The U.S. Congress passed the Tax Cuts and Jobs Act (TCJA) in late 2017, substantially overhauling the Internal Revenue Code of 1986.  The TCJA highlighted the importance of several often-overlooked provisions in the Tax Code. Notably, the TCJA increased the importance of Section 1341, a provision designed to mitigate inequities created by the claim-of-right doctrine.

What is the Claim-of-Right Doctrine?

Fundamentally, the claim-of-right doctrine is a rule that governs the timing of income recognition.  That is, it dictates when income is taxable rather than whether it is taxable.  The claim-of-right doctrine stems from Congress’s adoption of an annual accounting period as an integral part of the Tax Code.

As the Supreme Court recognized in United States v. Lewis, 340 U.S. 590 (1951), “[i]ncome taxes must be paid on income received (or accrued) during an annual accounting period.” Thus, a taxpayer must generally calculate the tax due on events taking place during the taxable year without regard to events in prior or subsequent years

In North American Oil Consolidated v. Burnet, then-Justice Brandeis outlined the claim-of-right doctrine. There, Brandeis articulated the doctrine, alluding to its potential inequities:

If a taxpayer receives earnings under a claim of right and without restriction as to its disposition, he has received income which he is required to return, even though it may still be claimed that he is not entitled to retain the money, and even though he may still be adjudged liable to restore its equivalent.[1]

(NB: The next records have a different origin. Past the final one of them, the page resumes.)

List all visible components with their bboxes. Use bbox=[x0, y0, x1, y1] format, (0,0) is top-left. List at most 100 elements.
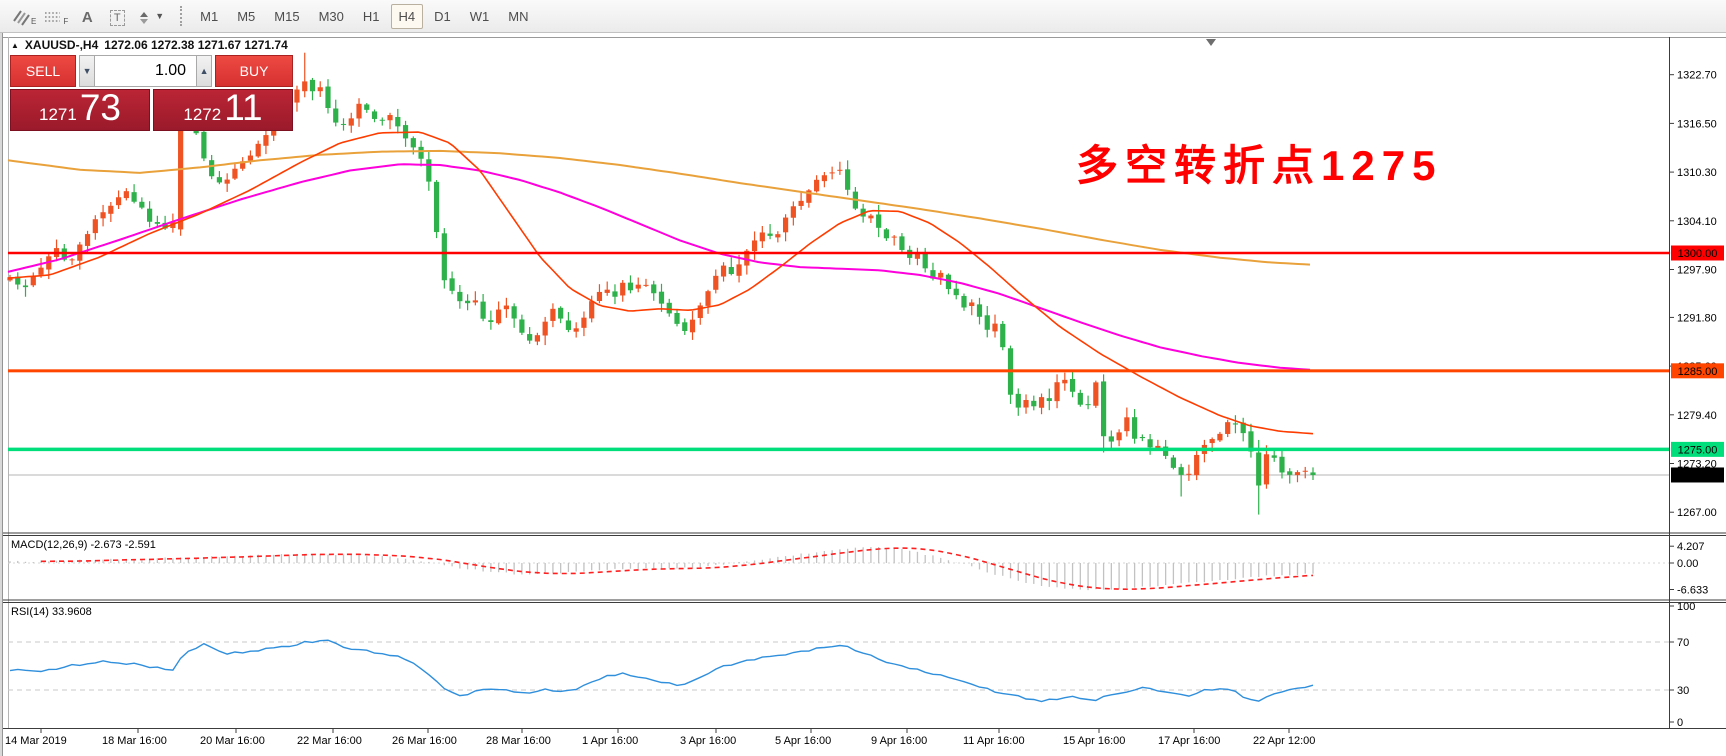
sell-price-panel[interactable]: 1271 73 bbox=[10, 89, 150, 131]
macd-axis-label: -6.633 bbox=[1677, 585, 1708, 597]
rsi-axis-label: 0 bbox=[1677, 717, 1683, 729]
candle-body bbox=[1186, 473, 1192, 475]
candle-body bbox=[115, 197, 122, 206]
candle-body bbox=[697, 305, 703, 319]
candle-body bbox=[224, 179, 230, 184]
level-price-badge bbox=[1671, 363, 1724, 379]
arrange-arrows-icon[interactable]: ▼ bbox=[132, 3, 168, 29]
candle-body bbox=[984, 315, 990, 330]
buy-price-panel[interactable]: 1272 11 bbox=[153, 89, 293, 131]
price-tick-label: 1291.80 bbox=[1677, 312, 1717, 324]
candle-body bbox=[201, 131, 207, 159]
candle-body bbox=[1023, 400, 1029, 408]
rsi-value: 33.9608 bbox=[51, 606, 92, 618]
time-axis-label: 15 Apr 16:00 bbox=[1063, 735, 1125, 747]
timeframe-button-D1[interactable]: D1 bbox=[426, 4, 459, 29]
ma-medium-line bbox=[7, 163, 1311, 371]
candle-body bbox=[1031, 400, 1037, 407]
price-tick-label: 1310.30 bbox=[1677, 167, 1717, 179]
candle-body bbox=[899, 236, 905, 250]
volume-stepper: ▼ 1.00 ▲ bbox=[79, 55, 213, 87]
candle-body bbox=[1132, 417, 1138, 439]
dropdown-caret-icon: ▼ bbox=[155, 11, 165, 21]
candle-body bbox=[1085, 404, 1091, 406]
candle-body bbox=[449, 278, 455, 291]
candle-body bbox=[511, 306, 517, 319]
candle-body bbox=[1000, 323, 1006, 348]
letter-a-glyph: A bbox=[81, 9, 93, 26]
candle-body bbox=[1147, 439, 1153, 448]
annotation-text: 多空转折点1275 bbox=[1076, 142, 1443, 189]
candle-body bbox=[620, 282, 626, 296]
candle-body bbox=[379, 119, 385, 121]
timeframe-button-H4[interactable]: H4 bbox=[390, 3, 424, 29]
candle-body bbox=[565, 320, 572, 330]
candle-body bbox=[798, 200, 804, 206]
candle-body bbox=[1054, 382, 1060, 402]
price-tick-label: 1316.50 bbox=[1677, 118, 1717, 130]
chart-header: ▲ XAUUSD-,H4 1272.06 1272.38 1271.67 127… bbox=[11, 38, 288, 52]
candle-body bbox=[294, 89, 300, 103]
candle-body bbox=[503, 305, 509, 310]
toolbar-drag-handle[interactable] bbox=[180, 6, 183, 26]
draw-crayons-icon[interactable]: E bbox=[8, 3, 40, 29]
candle-body bbox=[247, 155, 254, 161]
candle-body bbox=[666, 302, 672, 314]
candle-body bbox=[209, 160, 215, 177]
textbox-icon[interactable]: T bbox=[102, 3, 132, 29]
candle-body bbox=[302, 81, 308, 92]
timeframe-button-H1[interactable]: H1 bbox=[355, 4, 388, 29]
timeframe-button-M30[interactable]: M30 bbox=[311, 4, 352, 29]
crayons-glyph bbox=[13, 10, 30, 26]
price-tick-label: 1279.40 bbox=[1677, 410, 1717, 422]
candle-body bbox=[930, 270, 936, 279]
rsi-axis-label: 70 bbox=[1677, 637, 1689, 649]
candle-body bbox=[1116, 432, 1122, 441]
candle-body bbox=[1062, 379, 1068, 384]
buy-button[interactable]: BUY bbox=[215, 55, 293, 87]
candle-body bbox=[891, 236, 897, 238]
candle-body bbox=[371, 111, 378, 119]
window-left-border bbox=[0, 33, 3, 756]
icon-f-label: F bbox=[63, 17, 69, 26]
candle-body bbox=[38, 267, 44, 275]
timeframe-button-W1[interactable]: W1 bbox=[462, 4, 498, 29]
candle-body bbox=[775, 234, 781, 238]
macd-values: -2.673 -2.591 bbox=[90, 539, 156, 551]
timeframe-button-M5[interactable]: M5 bbox=[229, 4, 263, 29]
candle-body bbox=[1194, 454, 1200, 476]
timeframe-button-M1[interactable]: M1 bbox=[192, 4, 226, 29]
volume-input[interactable]: 1.00 bbox=[95, 55, 197, 87]
time-axis-label: 3 Apr 16:00 bbox=[680, 735, 736, 747]
candle-body bbox=[426, 159, 432, 182]
candle-body bbox=[767, 233, 773, 236]
collapse-arrow-icon[interactable]: ▲ bbox=[11, 40, 19, 50]
candle-body bbox=[821, 175, 827, 182]
chart-shift-marker-icon bbox=[1206, 39, 1216, 46]
grid-pattern-icon[interactable]: F bbox=[40, 3, 72, 29]
candle-body bbox=[1170, 457, 1176, 468]
text-label-icon[interactable]: A bbox=[72, 3, 102, 29]
candle-body bbox=[232, 168, 238, 179]
candle-body bbox=[84, 234, 91, 246]
volume-decrease-button[interactable]: ▼ bbox=[79, 55, 96, 87]
macd-signal-line bbox=[41, 547, 1314, 591]
time-axis-label: 18 Mar 16:00 bbox=[102, 735, 167, 747]
toolbar: E F A T ▼ M1 M5 M15 M30 H1 H4 D1 W1 MN bbox=[0, 0, 1726, 33]
timeframe-button-M15[interactable]: M15 bbox=[266, 4, 307, 29]
one-click-trade-panel: SELL ▼ 1.00 ▲ BUY 1271 73 1272 11 bbox=[10, 55, 293, 131]
candle-body bbox=[945, 274, 952, 290]
candle-body bbox=[736, 264, 742, 276]
candle-body bbox=[1155, 445, 1161, 449]
sell-button[interactable]: SELL bbox=[10, 55, 77, 87]
candle-body bbox=[100, 212, 106, 219]
candle-body bbox=[790, 206, 796, 218]
timeframe-button-MN[interactable]: MN bbox=[500, 4, 536, 29]
level-price-badge-label: 1300.00 bbox=[1678, 248, 1718, 260]
time-axis-label: 14 Mar 2019 bbox=[5, 735, 67, 747]
candle-body bbox=[1163, 446, 1169, 456]
volume-increase-button[interactable]: ▲ bbox=[196, 55, 213, 87]
candle-body bbox=[1279, 456, 1285, 473]
candle-body bbox=[976, 304, 983, 317]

As Justice Brandeis explained in North American Oil, should it later appear that the taxpayer was not entitled to the money, he would generally be entitled to a deduction in the year of repayment; the taxes due for the year of receipt would not, however, be affected.

But, of course, the tax benefit from the deduction in the year of repayment might differ from the increase in taxes attributable to the receipt in the earlier year—for example, tax rates might have changed, or the taxpayer might be in a different tax ‘bracket.’ But, at least as the doctrine was originally formulated, these differences were accepted as an unavoidable consequence of the annual accounting system.

Section 1341 Generally

Congress first enacted Section 1341 of the 1954 Code in an effort to alleviate perceived inequities of the claim-of-right doctrine and the annual accounting period. In enacting section 1341, however, Congress did not intend to disturb the claim-of-right doctrine itself; rather, it provided an alternative where the statute’s approach would favor taxpayers.[2]

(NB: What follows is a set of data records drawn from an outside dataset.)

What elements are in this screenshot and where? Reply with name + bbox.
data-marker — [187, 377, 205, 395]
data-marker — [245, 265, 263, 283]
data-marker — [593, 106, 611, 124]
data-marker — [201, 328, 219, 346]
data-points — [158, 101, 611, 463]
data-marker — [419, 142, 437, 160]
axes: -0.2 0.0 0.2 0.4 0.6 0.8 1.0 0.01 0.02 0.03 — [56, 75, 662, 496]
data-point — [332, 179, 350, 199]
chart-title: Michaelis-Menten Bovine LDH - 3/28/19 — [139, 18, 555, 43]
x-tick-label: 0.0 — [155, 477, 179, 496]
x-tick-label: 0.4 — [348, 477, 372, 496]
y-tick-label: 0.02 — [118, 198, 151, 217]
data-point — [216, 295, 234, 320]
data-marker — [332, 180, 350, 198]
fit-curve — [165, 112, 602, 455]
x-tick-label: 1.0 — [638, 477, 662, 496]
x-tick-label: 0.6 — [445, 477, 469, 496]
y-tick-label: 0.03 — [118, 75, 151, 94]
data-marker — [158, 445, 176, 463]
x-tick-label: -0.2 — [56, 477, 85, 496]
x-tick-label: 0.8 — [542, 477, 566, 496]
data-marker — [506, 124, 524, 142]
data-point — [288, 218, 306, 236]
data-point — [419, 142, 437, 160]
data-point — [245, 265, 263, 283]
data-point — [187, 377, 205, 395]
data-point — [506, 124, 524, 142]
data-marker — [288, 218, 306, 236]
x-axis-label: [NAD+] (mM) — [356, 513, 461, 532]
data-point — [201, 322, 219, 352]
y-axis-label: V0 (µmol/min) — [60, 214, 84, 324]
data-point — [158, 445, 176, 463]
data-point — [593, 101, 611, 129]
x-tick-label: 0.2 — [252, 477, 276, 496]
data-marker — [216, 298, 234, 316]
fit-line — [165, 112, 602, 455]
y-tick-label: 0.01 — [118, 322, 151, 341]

By its terms, Section 1341 potentially applies when a taxpayer repays money in a current year that belongs to someone else, and where that money was received by the taxpayer and included in his or her gross income in a prior year.

As an alternative to the deduction in the year of repayment, which prior law generally contemplated, section 1341(a)(5) permits certain taxpayers to recompute their taxes for the year of receipt.  Whenever section 1341(a)(5) applies, taxes for the current year are reduced by the amount that taxes were increased in the year or years of receipt (and reporting) because the disputed items were previously included in gross income.

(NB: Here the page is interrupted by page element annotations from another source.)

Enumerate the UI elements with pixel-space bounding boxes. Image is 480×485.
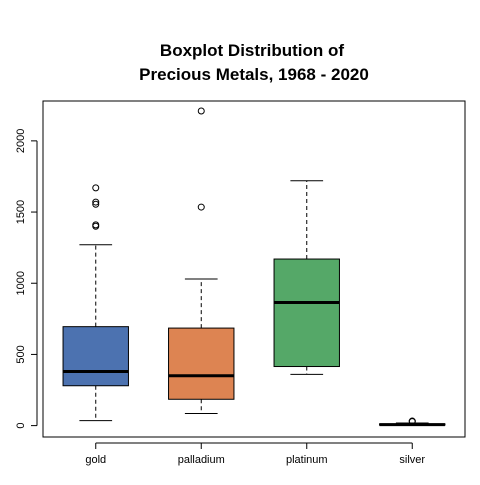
box-silver	[379, 417, 446, 427]
box-platinum	[273, 180, 340, 375]
y-axis: 0 500 1000 1500 2000	[15, 129, 38, 429]
chart-title-line-2: Precious Metals, 1968 - 2020	[139, 65, 369, 84]
box-palladium	[168, 107, 235, 415]
x-tick-label-gold: gold	[85, 454, 106, 466]
outlier-point	[92, 198, 100, 206]
outlier-point	[92, 200, 100, 208]
y-tick-label: 1500	[15, 200, 27, 224]
y-tick-label: 500	[15, 345, 27, 363]
chart-title-line-1: Boxplot Distribution of	[160, 41, 344, 60]
x-axis: gold palladium platinum silver	[85, 442, 425, 466]
outlier-point	[197, 203, 205, 211]
box-body	[273, 258, 340, 368]
outlier-point	[408, 417, 416, 425]
x-tick-label-silver: silver	[399, 454, 425, 466]
plot-frame	[42, 100, 466, 438]
y-tick-label: 0	[15, 423, 27, 429]
x-tick-label-palladium: palladium	[178, 454, 225, 466]
box-body	[62, 326, 129, 387]
outlier-point	[92, 184, 100, 192]
boxes-group	[62, 107, 446, 427]
outlier-point	[92, 221, 100, 229]
x-tick-label-platinum: platinum	[286, 454, 328, 466]
box-gold	[62, 184, 129, 422]
box-body	[168, 327, 235, 400]
y-tick-label: 2000	[15, 129, 27, 153]
outlier-point	[197, 107, 205, 115]
y-tick-label: 1000	[15, 271, 27, 295]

In order to qualify for this treatment, a taxpayer must prove that an item was included in its gross income for prior tax years because of an apparent unrestricted right to such item. In addition, a taxpayer must show that in a later tax year, it no longer has an unrestricted right to that item and that the repayment was deductible under some other provision of the Code.

Where these requirements are met, section 1341 is designed to put the taxpayer in essentially the same position it would have been in had it never received the returned income.

Breaking Section 1341 Down

Section 1341 applies where:

(1) an item was included in gross income for a prior taxable year (or years) because it appeared that the taxpayer had an unrestricted right to such item;

(2) a deduction is allowable for the taxable year because it was established after the close of such prior taxable year (or years) that the taxpayer did not have an unrestricted right to such item or to a portion of such item; and

(3) the amount of such deduction exceeds $3,000….

26 U.S.C. § 1341(a).  Under these circumstances, the taxpayer is potentially entitled to either the equivalent of a refund for income tax paid in the earlier year, or a deduction from income in the year of repayment, whichever is more beneficial to the taxpayer.

In order to qualify for § 1341 relief, the taxpayer must also satisfy several non-textual requirements. For instance, “the taxpayer’s obligation to repay must arise out of the specific ‘circumstances, terms and conditions’ of the transaction whereby the amount was originally included in … income.” This is referred to as the “same circumstances” test. In addition, the deduction must be “allowable” under a provision of the Code other than § 1341.


As this indicates, section 1341 provides a potential avenue for relief from the claim-of-right doctrine’s otherwise harsh consequences.


[1] North Am. Oil Consolidated v. Burnet, 286 U.S. 417, 424 (1932).

[2] Skelly Oil Co., 394 U.S. at 682.